There have been injuries on the defense, too. Safety Jevon Holland and cornerback Paulson Adebo were hurt in the Oct. 19 game against the Broncos. Those were the two key free-agent splurges by the Giants in the offseason and were just starting to play to their promise when they went down. Neither has played since, although Holland appears on track to return Sunday against the Bears in Chicago.
But that brings us back to Denver. To that point at the end of the third quarter, when the Giants were up 19-0 and on the verge of improving to 3-4 and climbing right back into an NFC East race that has since zoomed right past them.
That debacle in Denver, allowing the 33 points and all that went into the meltdown, all happened in the fourth quarter. Fifteen minutes of play. But it feels as if the Giants still haven’t caught their balance from that game.
The collapse against the Broncos didn’t end with the last-second field goal. The Giants are collapsing still.
Not everyone agrees with that theory. Burns was adamant that that epic loss hasn’t resonated.
“I haven’t thought about Denver since that happened,” he said. “I tell you guys every week, every Sunday is a new Sunday to me. Once that week starts, this is a clean [slate]. I don’t think too much or dwell too much on what happened in Denver.
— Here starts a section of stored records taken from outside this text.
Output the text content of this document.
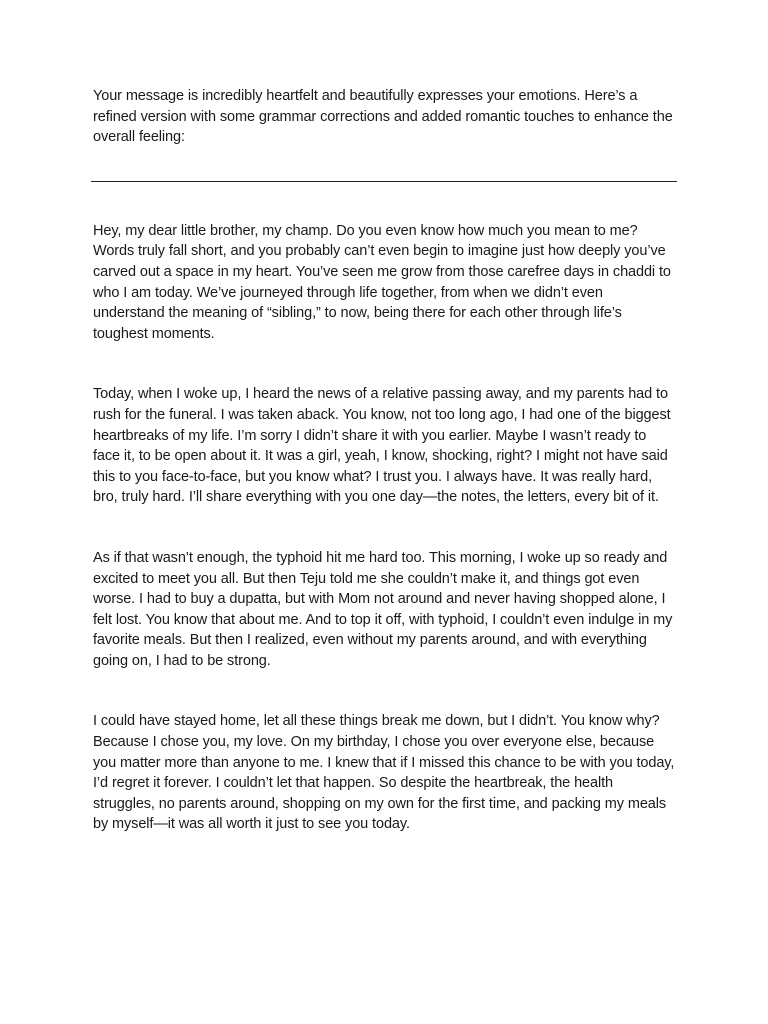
Your message is incredibly heartfelt and beautifully expresses your emotions. Here’s a refined version with some grammar corrections and added romantic touches to enhance the overall feeling:

Hey, my dear little brother, my champ. Do you even know how much you mean to me? Words truly fall short, and you probably can’t even begin to imagine just how deeply you’ve carved out a space in my heart. You’ve seen me grow from those carefree days in chaddi to who I am today. We’ve journeyed through life together, from when we didn’t even understand the meaning of “sibling,” to now, being there for each other through life’s toughest moments.

Today, when I woke up, I heard the news of a relative passing away, and my parents had to rush for the funeral. I was taken aback. You know, not too long ago, I had one of the biggest heartbreaks of my life. I’m sorry I didn’t share it with you earlier. Maybe I wasn’t ready to face it, to be open about it. It was a girl, yeah, I know, shocking, right? I might not have said this to you face-to-face, but you know what? I trust you. I always have. It was really hard, bro, truly hard. I’ll share everything with you one day—the notes, the letters, every bit of it.

As if that wasn’t enough, the typhoid hit me hard too. This morning, I woke up so ready and excited to meet you all. But then Teju told me she couldn’t make it, and things got even worse. I had to buy a dupatta, but with Mom not around and never having shopped alone, I felt lost. You know that about me. And to top it off, with typhoid, I couldn’t even indulge in my favorite meals. But then I realized, even without my parents around, and with everything going on, I had to be strong.

I could have stayed home, let all these things break me down, but I didn’t. You know why? Because I chose you, my love. On my birthday, I chose you over everyone else, because you matter more than anyone to me. I knew that if I missed this chance to be with you today, I’d regret it forever. I couldn’t let that happen. So despite the heartbreak, the health struggles, no parents around, shopping on my own for the first time, and packing my meals by myself—it was all worth it just to see you today.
It was a terrible loss, but at the end of the day, we’ve got more games.”
Others, though, see the throughlines, even reluctantly.
“I don’t think they could fully be connected,” Runyan said of the dots of the past three losses, “but I think there might be a little truth to that.”
The simple facts of the remaining eight games guarantee that this season will not be the same as the past two. They have to be different.
If the Giants improve, win a few of them and can find the footing that slipped out from underneath them in the Rocky Mountain landslide less than a month ago, it will be a change.
If they can’t, it will be difficult to justify bringing back the head coach, the general manager will be under intense fire and the organization again will have to try to redefine itself. That certainly will be different from the way the last few years wrapped up.
The promise of this past preseason was that things were going to change.
One way or another, the Giants still can deliver on that.